Is there any reason for asking? Dextromethorphan is very commonly used in cough syrup. It is also a hallucinogen in very high doses, but not very widely used since most people find its effects to be quite unpleasant. Looie496 (talk) 17:30, 1 June 2012 (UTC)[reply]
We have a recreational use of dextromethorphan article. Its popularity is rising (as a drug of abuse, not sure about the article's readership). DMacks (talk) 19:01, 1 June 2012 (UTC)[reply]
It appears that it isn't -RunningOnBrains(talk) 19:33, 1 June 2012 (UTC) [reply]
(EC) Even tho technically BLP doesn't really apply I'm reluctant to mention this but I get the feeling it will come up one way or the other. It seems there's a rumour flying around he was using DXM based on some Facebook posts he made a year ago. The infamous skittles and ice tea seem to tie in to this since it's suggested he was going to mix them with cough syrup to make Purple drank. Our article doesn't mention it but various sources like [13] [14] suggest skittles sometimes are used. The ice tea seems odd though, it would seem you want something fairly sweet and I know Americans food and drinks can often be fairly sweet but is ice tea really that sweet compared to soft drinks in the US? (Skittles is also slang for Coricidin pills.) Nil Einne (talk) 19:34, 1 June 2012 (UTC)[reply]
The idea that DXM would make someone violent to the extent that a busybody would shoot them is ridiculousness not far short of reefer madness. Incidentally it's not true that "most people" find its effects quite unpleasant. I actually rather recommend it. I also managed to persuade my father (who has a professional interest in neuroscience) to take it. Egg Centric 19:40, 1 June 2012 (UTC)[reply]
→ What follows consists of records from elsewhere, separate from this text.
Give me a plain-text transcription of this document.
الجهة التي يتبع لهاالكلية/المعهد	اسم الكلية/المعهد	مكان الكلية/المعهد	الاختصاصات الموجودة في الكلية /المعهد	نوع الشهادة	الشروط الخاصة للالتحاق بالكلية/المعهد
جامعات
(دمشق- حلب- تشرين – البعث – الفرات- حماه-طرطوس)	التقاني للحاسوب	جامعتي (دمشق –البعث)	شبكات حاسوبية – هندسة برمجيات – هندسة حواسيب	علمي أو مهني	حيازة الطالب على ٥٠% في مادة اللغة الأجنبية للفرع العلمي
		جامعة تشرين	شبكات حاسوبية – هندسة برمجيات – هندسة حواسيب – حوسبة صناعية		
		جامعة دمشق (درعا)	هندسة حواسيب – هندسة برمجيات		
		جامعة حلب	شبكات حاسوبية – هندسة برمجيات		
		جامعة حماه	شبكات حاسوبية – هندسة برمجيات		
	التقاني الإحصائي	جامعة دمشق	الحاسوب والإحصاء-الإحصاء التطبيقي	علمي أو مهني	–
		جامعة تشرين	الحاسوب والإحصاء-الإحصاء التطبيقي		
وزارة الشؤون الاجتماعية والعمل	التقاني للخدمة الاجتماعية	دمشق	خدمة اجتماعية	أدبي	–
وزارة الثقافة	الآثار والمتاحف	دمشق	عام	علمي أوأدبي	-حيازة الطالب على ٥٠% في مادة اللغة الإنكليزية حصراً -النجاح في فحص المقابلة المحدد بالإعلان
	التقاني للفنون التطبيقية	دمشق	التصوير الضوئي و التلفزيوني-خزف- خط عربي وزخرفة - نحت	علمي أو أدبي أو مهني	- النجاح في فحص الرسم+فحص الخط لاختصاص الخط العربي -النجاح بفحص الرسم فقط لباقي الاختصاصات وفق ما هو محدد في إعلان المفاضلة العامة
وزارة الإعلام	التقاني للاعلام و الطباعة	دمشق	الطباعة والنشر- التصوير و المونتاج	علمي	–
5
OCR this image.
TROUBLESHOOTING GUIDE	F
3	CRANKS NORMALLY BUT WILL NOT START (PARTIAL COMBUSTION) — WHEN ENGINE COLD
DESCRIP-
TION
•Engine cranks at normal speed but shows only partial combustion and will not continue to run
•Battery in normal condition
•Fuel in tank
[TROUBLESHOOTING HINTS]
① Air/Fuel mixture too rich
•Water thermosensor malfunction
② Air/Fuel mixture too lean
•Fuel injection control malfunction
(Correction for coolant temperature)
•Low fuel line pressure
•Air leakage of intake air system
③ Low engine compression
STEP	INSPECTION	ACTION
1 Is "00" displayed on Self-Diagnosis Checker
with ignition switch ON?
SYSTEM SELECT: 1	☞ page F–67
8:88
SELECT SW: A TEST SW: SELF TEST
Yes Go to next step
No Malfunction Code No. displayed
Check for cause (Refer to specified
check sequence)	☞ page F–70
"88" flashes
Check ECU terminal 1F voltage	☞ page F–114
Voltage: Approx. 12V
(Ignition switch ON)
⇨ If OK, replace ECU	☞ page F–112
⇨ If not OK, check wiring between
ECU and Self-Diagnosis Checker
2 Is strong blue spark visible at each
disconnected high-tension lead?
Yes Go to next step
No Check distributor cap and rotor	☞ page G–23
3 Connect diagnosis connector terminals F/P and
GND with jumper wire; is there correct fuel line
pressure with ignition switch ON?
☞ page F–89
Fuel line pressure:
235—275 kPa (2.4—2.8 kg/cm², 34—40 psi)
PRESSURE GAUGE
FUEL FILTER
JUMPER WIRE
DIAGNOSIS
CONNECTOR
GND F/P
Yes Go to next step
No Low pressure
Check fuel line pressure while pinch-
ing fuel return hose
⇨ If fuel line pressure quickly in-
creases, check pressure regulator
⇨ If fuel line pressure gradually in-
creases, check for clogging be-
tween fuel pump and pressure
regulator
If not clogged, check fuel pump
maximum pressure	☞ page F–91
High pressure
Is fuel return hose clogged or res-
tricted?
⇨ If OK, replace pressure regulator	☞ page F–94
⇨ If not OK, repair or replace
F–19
Why doesn't Canadian oil production match?

Hi there, maybe someone can help me with a mismatch I can't figure out. The Canadian Association of Petroleum Producers says that Canada produces about 2.55 million barrels of oil per day, but the CIA says it produces 3.483 million. Why don't they agree? Thanks, TastyCakes (talk) 14:31, 1 June 2012 (UTC)[reply]

First off, the 2.55 million figure is only for Western Canada. The whole of Canada produces 2.83 million bpd according to the 2010 CAPP report you linked. As far as the CIA factbook figure, it could be that they took a 2012 number and forgot to update the text which states that it is a 2010 number. It also could be a projection based upon 2010 figures. -RunningOnBrains(talk) 15:59, 1 June 2012 (UTC)[reply]
Ah yes, sorry 2.8 is correct. That still leaves a big gap though and I'm not sure I buy the idea that the CIA just mislabelled a 2012 estimate to a 2010 actual number. TastyCakes (talk) 17:48, 1 June 2012 (UTC)[reply]

Oiling the hair

Does Oiling the head-hair, for heaving "wet-look", has any biological advantages or disadvantages? thanks. — Preceding unsigned comment added by 79.179.151.250 (talk) 19:06, 1 June 2012 (UTC)[reply]

downcoast?

how is the time called when a mashine shut down and the components rotating till they stop? on sirens it is called coast down but how on machines?